August 6, 2024 · Applied Cybernetics Group
KEY TRONIC CORP — 8-K Item 1.05
- Filer
- KEY TRONIC CORP (KTCC)
- CIK
0000719733- Accession
0000719733-24-000047- Filed
2024-08-06- Records
- not stated
- Attacker
- unstated
- EDGAR
- https://www.sec.gov/Archives/edgar/data/719733/000071973324000047/ktcc-20240506.htm
Narrative (as filed)
As a precautionary measure, the Company halted domestic and Mexico operations for approximately two weeks during remediation efforts. After production was restarted, these locations returned to near capacity approximately another two weeks later. Other international operations continued production without material disruption from the cybersecurity incident. During the disruption of business, the Company continued to pay wages in accordance with statutory requirements. The Company also deployed new IT-related infrastructure and engaged cyber security experts to remediate the incident. The Company’s operations and corporate functions were restored in mid-June, and we believe that the unauthorized third party no longer has access to the Company’s IT systems. Also as previously disclosed, the Company determined that the threat actor accessed and exfiltrated limited data from the Company’s environment, which includes some personally identifiable information. The Company is continuing the process of providing appropriate notifications to potentially affected parties and to regulatory agencies as required by applicable law. As part of the closing process for the fourth quarter of fiscal year 2024, the Company has determined that, due to the cybersecurity incident, it incurred approximately $2.3 million of additional expenses, and was unable to fulfill approximately $15 million of revenue during the fourth quarter.

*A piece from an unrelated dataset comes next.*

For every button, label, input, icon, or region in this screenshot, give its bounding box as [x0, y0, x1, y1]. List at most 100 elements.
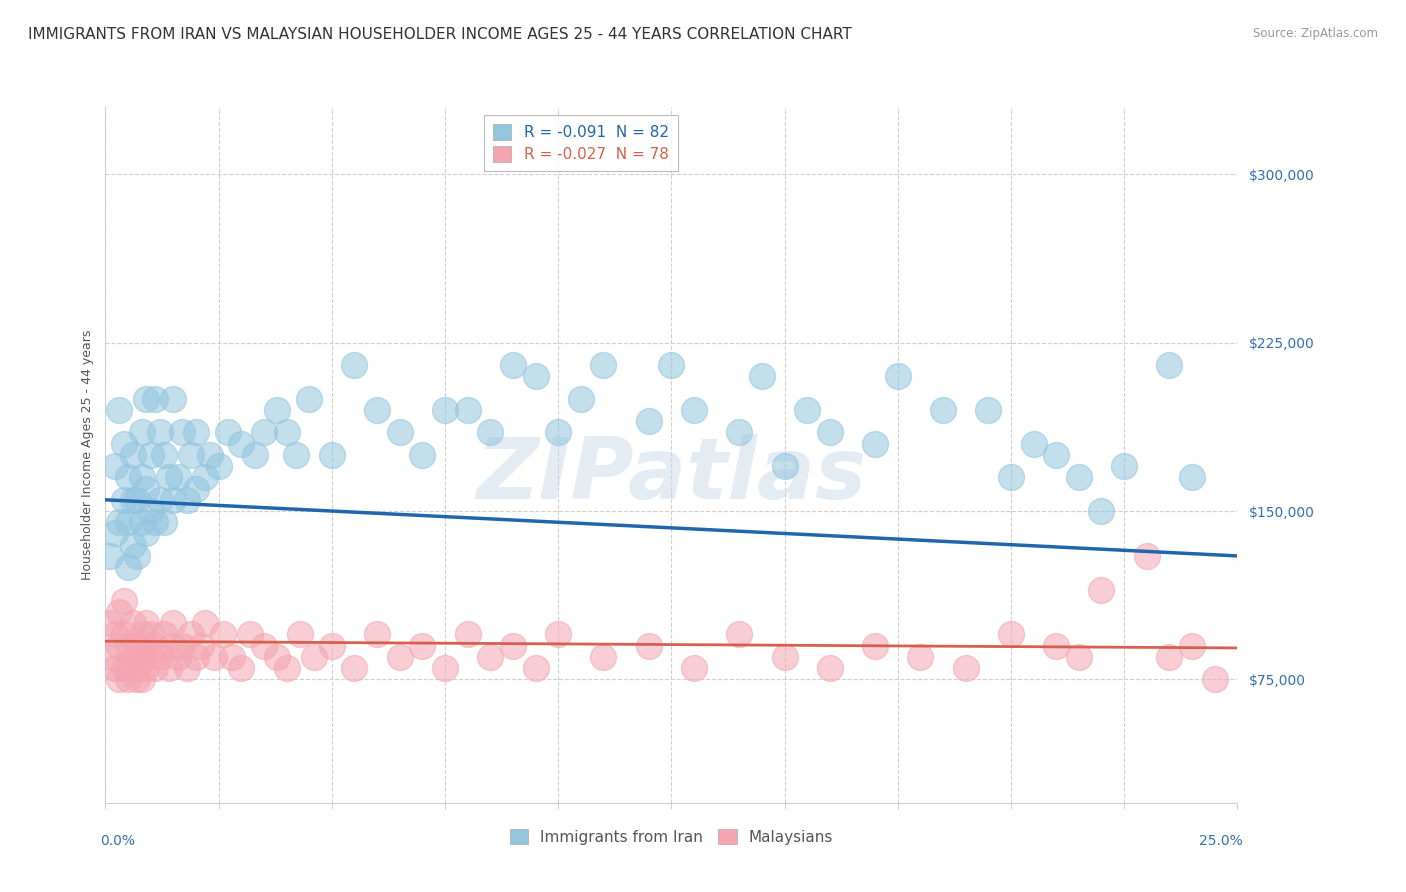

Most of these orders are expected to be fulfilled in fiscal year 2025. Forward-Looking Statements. This Current Report contains forward-looking statements within the meaning of the Private Securities Litigation Reform Act of 1995. These statements address the Company’s expectations or beliefs regarding future events, actions or performance, including the investigation, containment and remediation of the cybersecurity incident and the impact on the Company, including its financial condition and results of operations. Factors that could affect future developments and performance include the possibility that containment and remediation may not be successful, the improper use of exfiltrated information and related regulatory proceedings or litigation and other risks and factors contained in the documents that the Company has filed with the Securities and Exchange Commission.